Borrowing Time

Behavioral economics provides a rich vein of topics for anyone who writes about personal finance. Today I am thinking about an academic study I read a few years ago that found that quite often consumers will borrow at a high credit card interest rate even when they have a lower interest rate alternative available to them. This is especially relevant right now, as this recent article about the spread between credit card and personal loan rates describes.

Let’s imagine that you are going to buy a new appliance, a water heater for example. This is a full-on need, not a want, and you do not have the savings to support this purchase. The obvious advantage of a credit card in this circumstance is ease of use. Even if you are aware of which financial institutions can offer a low rate unsecured loan, after your cold shower you may not be too much in the mood to complete a loan application and wait for the proceeds to arrive.

But what if the need is not so urgent? What the study I mentioned earlier found was that consumers have a different view of credit card debt than loan debt. Just think about the difference in language: “loan debt” versus “credit card balance.” Which one sounds worse? The researchers found that borrowers do not attach the same negative emotional connotations to credit card debt as they do to a bank loan. This is amplified when the consumer already has a credit card balance, and the new water heater is simply adding on to existing debt.

There was an even more interesting finding. When you borrow money via a credit card, yes, there is a required minimum payment. But really, the commitment you have made to pay back what you borrowed is pretty flexible. You can tell yourself that you will pay it off in 12 months, but no one will come after you if you don’t. (In fact, the credit card company will much prefer that you take just as long as you need, no worries.) On the other hand, a personal loan comes with a fixed repayment term. That can be pretty intimidating, especially if this isn’t your only debt or your income is irregular.

I believe that this last point — commitment — is at play in a related situation but in a quite different way. It is not at all unusual for me to encounter people who simultaneously have ample cash savings and a credit card balance (sometimes high interest, sometimes not). Yes, you could withdraw $1000 from the bank and head over to the big box store with ten Benjamins in hand, but then you remember how long it took you to build up that beautiful savings account. And now you want me to use it? Do you know how many brown bag lunches and no-appetizer restaurant dinners that bank balance represents?

The problem is that unlike the credit card issuer, once you leave the ATM, no one is going to complain even a whiff if you don’t pay it back to your savings account. Our cash-poor appliance shopper embraced the credit card’s relative lack of commitment; our cash-rich shopper seeks out that tenuous thread of obligation. The lack of a duty to pay back your savings account can be frightening.
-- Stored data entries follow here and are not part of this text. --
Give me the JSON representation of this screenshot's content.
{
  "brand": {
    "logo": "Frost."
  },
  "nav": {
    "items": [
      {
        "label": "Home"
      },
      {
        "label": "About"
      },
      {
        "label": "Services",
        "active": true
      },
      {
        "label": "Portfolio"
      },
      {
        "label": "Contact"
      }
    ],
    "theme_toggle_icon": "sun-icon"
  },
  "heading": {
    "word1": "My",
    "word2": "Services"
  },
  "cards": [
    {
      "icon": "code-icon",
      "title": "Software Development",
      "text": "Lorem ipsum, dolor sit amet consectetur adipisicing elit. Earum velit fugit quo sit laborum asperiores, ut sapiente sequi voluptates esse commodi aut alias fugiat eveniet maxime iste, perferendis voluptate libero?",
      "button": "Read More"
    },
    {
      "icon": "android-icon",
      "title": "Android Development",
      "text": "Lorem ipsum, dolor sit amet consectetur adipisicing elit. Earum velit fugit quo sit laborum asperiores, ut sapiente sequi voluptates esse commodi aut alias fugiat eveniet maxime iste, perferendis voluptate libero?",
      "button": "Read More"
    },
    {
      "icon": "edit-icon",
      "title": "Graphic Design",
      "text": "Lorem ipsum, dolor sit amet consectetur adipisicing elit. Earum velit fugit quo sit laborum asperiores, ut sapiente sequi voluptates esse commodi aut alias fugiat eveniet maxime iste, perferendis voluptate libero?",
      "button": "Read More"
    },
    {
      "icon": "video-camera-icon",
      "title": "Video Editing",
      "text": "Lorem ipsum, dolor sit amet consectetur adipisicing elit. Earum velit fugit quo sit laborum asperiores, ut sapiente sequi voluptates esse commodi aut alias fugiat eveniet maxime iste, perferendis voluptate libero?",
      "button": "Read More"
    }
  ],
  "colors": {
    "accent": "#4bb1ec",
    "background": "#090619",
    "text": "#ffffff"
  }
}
So what to do? Start by seriously analyzing if borrowing is actually necessary. Is it really the case that a large withdrawal from your savings will leave you in a financially vulnerable position? Or does it just hurt to make that spend? Develop a specific repayment plan to pay yourself back and track your progress in doing so.

If indeed you do need to borrow to make a necessary purchase, embrace the debt. Seriously. If you have a decent credit score, pat yourself on the back for being in a position that allows you to shop around and seek out an affordable borrowing option. That’s a luxury that many people do not have. But before you sign off on the debt (whether it is a credit card receipt or a loan document), have a plan in place, in writing, as to how you will pay it back. (This could just be a memo on your phone.) And how you will build savings to avoid debt in the future.